Values, Pointers, and References

:: terminology

By: lan-party

value != pointer != reference. But also sometimes value != pointer but pointer == reference. But HOW???

Programming makes my head hurt…

What’s a value?

A value is data that is created, passed around, and stored in a program.

What about a pointer?

Pointers represent addresses to where values are stored in memory. Under the hood, they are simply a number. When a program starts, the operating system assigns it a block of unique and sequential memory addresses. A value is stored at one or more memory addresses, while a pointer represents a particular memory address.

Mini c Example: Values and Pointers in Action

int value = 5;
int* pointer = &value;

When started, the above code produces something like this in memory:

MEMORY  →  STORED
ADDRESS    VALUE
    	  ————————
0x1000   |   5    | ← value
     	  ————————
0x4000   | 0x1000 | ← pointer
      	  ————————

In this case, 5 is stored at memory address 0x1000 and can be accessed using the variable name value. pointer is equal to 0x1000 (a.k.a. value’s memory address). Though irrelevant to this example, it is worth noting that pointer is stored at memory address 0x4000.

EXPRESSION  →   VALUE
 value      →   5
&value      →   0x1000
 pointer    →   0x1000
*pointer    →   5
&pointer    →   0x4000

O.K., how about a reference?

References are a purely language-level concept – behind the scenes they are transformed into a combination of values and pointers. In other words, they’re an abstraction which are supposed to make programming easier, but often end up making it more confusing if you think too much about them (see: us while writing this post).

Concretely, a reference is an alias for a value stored somewhere else in the program. You can think of a reference as a short-hand way of accessing a value, to pass it around or do something with it.

Mini Python Example: Values and References in Action

class Snake(object):
  def __init__(self, name):
    self._name = name

s = Snake("albert")

Here, s is a reference to a specific instance of the Snake class (his name is albert). Note that in python, references can be modified to refer to other values (not true for all languages, like racket or Rust). However, if you did something like s = Snake("NOT albert"), you would no longer have a way of referring to or even accessing the original albert. You could try making him again, but the new Snake wouldn’t be him. It would be a doppelgänger. A false twin. Our dear albert would be lost to the aether.

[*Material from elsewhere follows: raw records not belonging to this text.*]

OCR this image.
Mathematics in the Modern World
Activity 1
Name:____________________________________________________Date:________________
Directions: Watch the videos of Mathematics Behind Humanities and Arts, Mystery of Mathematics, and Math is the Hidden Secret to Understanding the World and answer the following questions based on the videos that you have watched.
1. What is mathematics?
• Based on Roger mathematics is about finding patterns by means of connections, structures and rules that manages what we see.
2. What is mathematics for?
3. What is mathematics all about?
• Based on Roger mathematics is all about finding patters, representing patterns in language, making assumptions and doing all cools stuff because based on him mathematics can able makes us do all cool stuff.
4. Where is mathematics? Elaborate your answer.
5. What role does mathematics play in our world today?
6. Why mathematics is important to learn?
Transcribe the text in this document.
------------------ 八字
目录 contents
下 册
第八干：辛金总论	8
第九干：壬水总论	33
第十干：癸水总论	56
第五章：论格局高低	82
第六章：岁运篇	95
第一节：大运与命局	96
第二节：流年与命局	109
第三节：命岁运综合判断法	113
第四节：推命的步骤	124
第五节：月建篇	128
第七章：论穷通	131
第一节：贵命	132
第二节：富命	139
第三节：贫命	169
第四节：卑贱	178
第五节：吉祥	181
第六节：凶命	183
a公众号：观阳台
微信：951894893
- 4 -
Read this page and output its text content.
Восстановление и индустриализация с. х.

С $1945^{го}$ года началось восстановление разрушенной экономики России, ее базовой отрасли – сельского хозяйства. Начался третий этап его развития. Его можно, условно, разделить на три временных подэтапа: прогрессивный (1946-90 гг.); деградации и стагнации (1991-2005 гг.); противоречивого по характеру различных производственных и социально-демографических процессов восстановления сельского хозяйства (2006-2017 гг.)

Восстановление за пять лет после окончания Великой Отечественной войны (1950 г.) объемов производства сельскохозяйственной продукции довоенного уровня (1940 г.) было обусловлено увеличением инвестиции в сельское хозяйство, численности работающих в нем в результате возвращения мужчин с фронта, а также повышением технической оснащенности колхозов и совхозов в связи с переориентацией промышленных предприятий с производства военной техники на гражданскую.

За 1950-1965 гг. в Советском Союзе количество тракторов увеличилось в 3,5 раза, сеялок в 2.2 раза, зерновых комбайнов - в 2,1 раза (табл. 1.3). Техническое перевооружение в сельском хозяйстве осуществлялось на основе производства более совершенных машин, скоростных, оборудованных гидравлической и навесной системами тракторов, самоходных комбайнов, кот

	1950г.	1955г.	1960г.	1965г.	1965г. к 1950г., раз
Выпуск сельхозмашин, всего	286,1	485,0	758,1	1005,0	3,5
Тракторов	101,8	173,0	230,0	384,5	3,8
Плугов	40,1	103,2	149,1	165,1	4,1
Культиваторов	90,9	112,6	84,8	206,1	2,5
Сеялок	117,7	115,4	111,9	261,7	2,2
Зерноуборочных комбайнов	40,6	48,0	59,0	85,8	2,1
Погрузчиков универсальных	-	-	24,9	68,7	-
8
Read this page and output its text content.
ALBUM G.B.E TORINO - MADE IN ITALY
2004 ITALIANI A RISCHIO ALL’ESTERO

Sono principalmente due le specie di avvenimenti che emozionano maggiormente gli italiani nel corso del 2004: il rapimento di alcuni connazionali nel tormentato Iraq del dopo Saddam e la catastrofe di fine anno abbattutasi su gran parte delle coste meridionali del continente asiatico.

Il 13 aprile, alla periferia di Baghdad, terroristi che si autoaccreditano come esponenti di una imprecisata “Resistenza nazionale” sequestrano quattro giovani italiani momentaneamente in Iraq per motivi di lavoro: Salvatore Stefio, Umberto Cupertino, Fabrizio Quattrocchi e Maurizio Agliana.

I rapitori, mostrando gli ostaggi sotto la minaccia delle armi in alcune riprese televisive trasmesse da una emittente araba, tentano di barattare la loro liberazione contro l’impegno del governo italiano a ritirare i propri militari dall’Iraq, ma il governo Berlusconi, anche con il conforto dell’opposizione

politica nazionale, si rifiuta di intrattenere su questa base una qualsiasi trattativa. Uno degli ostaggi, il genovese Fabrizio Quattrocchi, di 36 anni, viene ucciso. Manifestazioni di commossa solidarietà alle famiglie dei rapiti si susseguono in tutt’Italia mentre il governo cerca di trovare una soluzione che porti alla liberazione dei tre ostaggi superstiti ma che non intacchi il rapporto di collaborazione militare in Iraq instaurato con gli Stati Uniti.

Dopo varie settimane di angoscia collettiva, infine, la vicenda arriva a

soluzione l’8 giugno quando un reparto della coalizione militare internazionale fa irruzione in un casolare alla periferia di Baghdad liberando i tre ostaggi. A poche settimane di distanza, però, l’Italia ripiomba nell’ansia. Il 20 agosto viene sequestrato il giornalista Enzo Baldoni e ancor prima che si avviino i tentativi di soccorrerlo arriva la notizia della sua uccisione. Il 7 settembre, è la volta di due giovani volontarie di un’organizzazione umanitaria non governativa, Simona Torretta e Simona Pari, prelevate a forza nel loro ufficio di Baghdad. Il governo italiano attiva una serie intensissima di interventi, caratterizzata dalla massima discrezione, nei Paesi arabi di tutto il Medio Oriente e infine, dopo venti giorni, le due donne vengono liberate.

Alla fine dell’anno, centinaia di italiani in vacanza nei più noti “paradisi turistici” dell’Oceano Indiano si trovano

Different languages deal with reference-less values in different ways. Java and python will eventually “garbage collect” (overwrite) the memory storing the disused value; c and c++ on the other hand, will leave the memory as-is, causing mayhem and distress for uninitiated plebes (a.k.a. us ♪~ ᕕ(ᐛ)ᕗ).

Language Breakdown

In c++

c++ provides explicit syntax for each of these three concepts, but does so in a nuanced and subtle way. References and pointers both refer to values which live somewhere in memory. Essentially, references are pointers that can’t be nullptr. They were added to c++ after it was initially created, and are usually preferred over pointers (pointers still exist in c++ because they were inherited from c. Remember: c++ is "c with classes").

struct IntContainer {
  int data;
};

void example() {
  IntContainer value;
  value.data = 10; // Use '.' to access things in values

  IntContainer* pointer = &value;
  pointer->data = 15; // Use '->' to dereference pointers
  assert(*pointer == value); // Dereference a pointer itself with '*'

  IntContainer& reference = value; // 'reference' is an alias of 'value'
  reference.data = 30; // Use '.' to access things in references
  assert(reference == value);
}

In c

c supports values and pointers and that’s it. It’s old and clunky but it lets you do whatever you want. Even if that means dereferencing null pointers… or overwriting your entire operating system. Fun fact: when c tries to dereference a null pointer, the operating system stops it with a “SEGFAULT”. Because c knows no limits. Live your best life, c.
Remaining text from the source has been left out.